Car avec les techniques modernes, la fabrique de l’opinion bat son plein, la surveillance et la répression également, plus performantes que jamais. Nous sommes passés dans une nouvelle ère, annoncée par Huxley et Orwell, qui ne s’embarrassera plus d’une classe toute entière de kapos, désormais inutile, pour conserver et renforcer le pouvoir. Plus besoin d’acheter gentiment les voix d’une classe tampon tenue en laisse par la petite propriété — ou plutôt la peur de la perdre. Dans l’orientation actuelle, il s’agit essentiellement de gérer l’ensemble de la population, prévenir ses mouvements, soumettre ses désirs, orienter ses envies et réprimer le moindre début de rébellion. Si la Stasi (surveillant la RDA durant l’après-guerre) avait bénéficié des moyens technologiques actuels, elle aurait pu diviser par dix ou vingt ses effectifs. D’autant plus qu’aujourd’hui, plus que jamais, nos chaînes sont dans nos têtes. C’est à ce niveau-là que tout se joue : manipulation, dissuasion et résignation contre imaginaire, désir et volonté.

Voilà pourquoi ce continent pervers, qui a engendré les Etats-Unis d’Amérique à son image, n’a plus besoin de ses masses. L’Europe fait désormais la guerre par peuples interposés en les armant au prix fort. L’Europe fait également produire la majorité de ce dont elle a besoin à des sous-traitants à bas prix, d’un bout à l’autre du monde. Et l’Europe a même fait — avec les Etats-Unis — du contrôle de l’opinion publique une science à part entière, de la fabrication à la répression, en passant par la surveillance et la dissuasion. Les masses européennes — autrefois masses combattantes, laborieuses et collaboratrices — deviennent la faune parquée du paradis originel, berceau du modèle de domination désormais étendu au monde entier. Leurs droits sociaux chèrement acquis commencent à disparaître, morceaux par morceaux. Le bien commun sera également bradé jusqu’au dernier centimètre carré et à la dernière goutte d’eau. Pendant ce temps, les revenus du Capital continueront à décupler et même centupler, à l’instar des salaires des « grands patrons » ces dernières années, sans oublier les primes en tous genres et les parachutes dorés. Les autres devront se contenter d’un peu de consommation et de beaucoup de médias, pour bien se faire tondre à leur tour, devant le petit frigo et la grosse télé. Une coupe à la grecque, ça vous dit ? Oui, mais doucement quand même, étape par étape, territoire par territoire, corporation par corporation. N’oublions pas le mot d’ordre de tous les pouvoirs depuis la nuit des temps : diviser pour mieux régner.

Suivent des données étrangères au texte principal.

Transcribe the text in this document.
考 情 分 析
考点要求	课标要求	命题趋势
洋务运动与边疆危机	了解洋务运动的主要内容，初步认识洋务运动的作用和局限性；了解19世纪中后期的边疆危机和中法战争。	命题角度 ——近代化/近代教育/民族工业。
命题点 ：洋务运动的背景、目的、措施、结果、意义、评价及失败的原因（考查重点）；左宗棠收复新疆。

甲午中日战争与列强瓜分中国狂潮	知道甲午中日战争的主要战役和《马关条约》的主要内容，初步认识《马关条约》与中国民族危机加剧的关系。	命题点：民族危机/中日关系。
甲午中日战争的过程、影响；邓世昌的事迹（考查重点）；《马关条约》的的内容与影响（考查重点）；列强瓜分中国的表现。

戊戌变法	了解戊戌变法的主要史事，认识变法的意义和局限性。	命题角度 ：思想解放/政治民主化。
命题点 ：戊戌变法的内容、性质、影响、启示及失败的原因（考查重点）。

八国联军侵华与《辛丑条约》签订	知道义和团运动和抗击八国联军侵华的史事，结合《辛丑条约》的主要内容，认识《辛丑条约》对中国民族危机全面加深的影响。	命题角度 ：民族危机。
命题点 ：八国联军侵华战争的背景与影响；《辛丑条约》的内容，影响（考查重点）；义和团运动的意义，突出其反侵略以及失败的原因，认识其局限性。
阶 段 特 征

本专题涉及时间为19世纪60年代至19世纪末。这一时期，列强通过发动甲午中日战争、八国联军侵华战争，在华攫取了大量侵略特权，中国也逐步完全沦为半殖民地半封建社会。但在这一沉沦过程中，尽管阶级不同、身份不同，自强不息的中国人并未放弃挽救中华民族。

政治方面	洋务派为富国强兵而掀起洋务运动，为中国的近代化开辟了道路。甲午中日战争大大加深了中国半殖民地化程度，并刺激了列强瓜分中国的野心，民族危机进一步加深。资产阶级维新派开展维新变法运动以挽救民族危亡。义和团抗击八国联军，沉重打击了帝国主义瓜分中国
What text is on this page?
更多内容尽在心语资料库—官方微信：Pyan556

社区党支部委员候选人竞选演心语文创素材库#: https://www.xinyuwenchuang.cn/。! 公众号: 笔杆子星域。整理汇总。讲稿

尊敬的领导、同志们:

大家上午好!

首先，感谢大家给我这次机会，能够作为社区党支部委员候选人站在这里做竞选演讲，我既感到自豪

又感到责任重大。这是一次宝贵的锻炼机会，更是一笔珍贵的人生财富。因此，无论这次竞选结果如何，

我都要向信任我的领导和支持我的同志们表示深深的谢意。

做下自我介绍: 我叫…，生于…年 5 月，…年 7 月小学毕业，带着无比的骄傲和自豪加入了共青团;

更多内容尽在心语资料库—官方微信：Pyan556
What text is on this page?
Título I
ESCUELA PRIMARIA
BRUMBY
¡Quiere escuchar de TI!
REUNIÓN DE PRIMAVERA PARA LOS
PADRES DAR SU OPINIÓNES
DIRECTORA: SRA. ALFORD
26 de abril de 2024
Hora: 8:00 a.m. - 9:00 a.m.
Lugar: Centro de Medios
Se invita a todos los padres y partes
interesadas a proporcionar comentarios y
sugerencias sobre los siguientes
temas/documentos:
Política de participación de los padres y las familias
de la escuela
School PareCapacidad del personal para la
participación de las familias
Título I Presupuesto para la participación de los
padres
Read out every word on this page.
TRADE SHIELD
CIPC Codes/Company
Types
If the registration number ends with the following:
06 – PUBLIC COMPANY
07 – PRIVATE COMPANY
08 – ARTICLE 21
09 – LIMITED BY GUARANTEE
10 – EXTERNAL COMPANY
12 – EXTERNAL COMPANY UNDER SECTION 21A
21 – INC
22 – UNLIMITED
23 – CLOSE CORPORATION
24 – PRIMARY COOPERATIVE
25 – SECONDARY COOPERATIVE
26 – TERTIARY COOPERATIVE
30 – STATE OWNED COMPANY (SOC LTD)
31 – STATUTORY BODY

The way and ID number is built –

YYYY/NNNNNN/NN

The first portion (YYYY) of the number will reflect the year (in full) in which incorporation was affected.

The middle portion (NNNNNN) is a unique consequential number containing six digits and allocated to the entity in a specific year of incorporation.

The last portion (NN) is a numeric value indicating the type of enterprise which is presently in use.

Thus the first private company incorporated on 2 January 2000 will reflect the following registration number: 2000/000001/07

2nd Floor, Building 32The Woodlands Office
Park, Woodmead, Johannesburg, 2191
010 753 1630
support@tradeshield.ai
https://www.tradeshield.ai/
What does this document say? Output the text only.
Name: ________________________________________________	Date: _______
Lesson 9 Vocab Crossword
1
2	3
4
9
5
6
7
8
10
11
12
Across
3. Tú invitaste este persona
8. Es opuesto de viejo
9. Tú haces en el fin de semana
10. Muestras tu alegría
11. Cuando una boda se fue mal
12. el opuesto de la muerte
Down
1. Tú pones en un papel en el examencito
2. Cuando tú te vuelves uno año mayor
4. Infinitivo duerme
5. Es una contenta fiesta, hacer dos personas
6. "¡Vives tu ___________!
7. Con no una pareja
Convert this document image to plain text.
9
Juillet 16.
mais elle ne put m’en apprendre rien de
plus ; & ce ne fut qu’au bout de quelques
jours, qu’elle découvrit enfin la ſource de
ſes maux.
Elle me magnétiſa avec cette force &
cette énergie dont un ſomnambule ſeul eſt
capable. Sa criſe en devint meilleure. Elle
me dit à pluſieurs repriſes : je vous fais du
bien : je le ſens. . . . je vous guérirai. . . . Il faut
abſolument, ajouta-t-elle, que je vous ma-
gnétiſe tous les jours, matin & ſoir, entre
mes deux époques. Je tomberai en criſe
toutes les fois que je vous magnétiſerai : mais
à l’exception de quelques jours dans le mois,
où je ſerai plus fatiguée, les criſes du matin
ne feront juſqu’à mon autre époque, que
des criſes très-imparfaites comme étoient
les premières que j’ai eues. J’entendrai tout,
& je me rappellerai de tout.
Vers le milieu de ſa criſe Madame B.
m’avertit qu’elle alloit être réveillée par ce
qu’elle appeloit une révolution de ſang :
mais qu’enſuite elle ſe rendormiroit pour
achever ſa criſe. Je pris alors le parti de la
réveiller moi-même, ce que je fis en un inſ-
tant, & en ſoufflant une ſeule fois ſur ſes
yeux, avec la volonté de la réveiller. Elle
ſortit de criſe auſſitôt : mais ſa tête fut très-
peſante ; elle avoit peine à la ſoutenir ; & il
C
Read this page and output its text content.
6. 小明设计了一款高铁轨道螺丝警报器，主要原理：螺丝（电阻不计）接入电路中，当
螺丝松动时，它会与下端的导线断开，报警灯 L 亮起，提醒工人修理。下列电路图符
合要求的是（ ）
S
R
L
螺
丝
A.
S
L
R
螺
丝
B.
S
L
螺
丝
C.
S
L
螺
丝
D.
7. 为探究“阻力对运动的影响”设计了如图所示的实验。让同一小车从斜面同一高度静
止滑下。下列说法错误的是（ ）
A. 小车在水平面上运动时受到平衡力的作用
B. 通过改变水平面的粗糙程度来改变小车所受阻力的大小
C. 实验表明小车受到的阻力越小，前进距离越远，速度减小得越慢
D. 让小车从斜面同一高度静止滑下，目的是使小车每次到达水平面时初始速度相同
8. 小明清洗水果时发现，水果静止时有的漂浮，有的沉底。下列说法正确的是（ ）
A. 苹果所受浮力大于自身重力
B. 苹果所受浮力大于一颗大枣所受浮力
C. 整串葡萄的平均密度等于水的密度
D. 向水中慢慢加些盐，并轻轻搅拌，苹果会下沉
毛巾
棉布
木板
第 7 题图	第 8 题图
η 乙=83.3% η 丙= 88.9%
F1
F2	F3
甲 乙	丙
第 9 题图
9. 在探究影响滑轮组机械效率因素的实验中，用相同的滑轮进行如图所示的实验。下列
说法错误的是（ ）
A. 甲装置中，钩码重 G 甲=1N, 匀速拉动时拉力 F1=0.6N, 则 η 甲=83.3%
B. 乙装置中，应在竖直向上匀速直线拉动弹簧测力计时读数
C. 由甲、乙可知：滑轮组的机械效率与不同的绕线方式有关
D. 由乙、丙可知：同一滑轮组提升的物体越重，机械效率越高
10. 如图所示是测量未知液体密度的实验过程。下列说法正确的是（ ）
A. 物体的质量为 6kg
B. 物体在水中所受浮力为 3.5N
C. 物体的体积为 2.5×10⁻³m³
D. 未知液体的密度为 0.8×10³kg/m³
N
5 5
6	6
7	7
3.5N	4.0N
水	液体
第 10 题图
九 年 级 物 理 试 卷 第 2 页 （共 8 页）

« Des souverainistes à la mode nous pressent de nous rapprocher de la droite extrême »

Face à cette Europe perverse, certains économistes et penseurs prétendument rebelles osent nous proposer, ces jours-ci, une alliance avec la forme la plus perverse de la pensée dominante européenne, c’est-à-dire l’idéologie d’extrême-droite.

Oui, vous avez bien lu. Des souverainistes à la mode, nationaux-bureaucrates à la sauce Kremlin et économistes référents de chaînes-infos mensongères, nous pressent de nous rapprocher de la droite extrême, raciste et autoritaire, pour lutter conjointement contre le même ennemi. Les appels du même genre ne manquent pas depuis des années. Par exemple, ça fait longtemps qu’on observe Soral, prophète de la psychothérapie en public, et Chouard, gourou de la roulette russe, invitant leurs disciples et autres gentils morpions à greffer la cervelle de Le Pen sur la dépouille de Rousseau (même le docteur Frankenstein n’aurait pas osé).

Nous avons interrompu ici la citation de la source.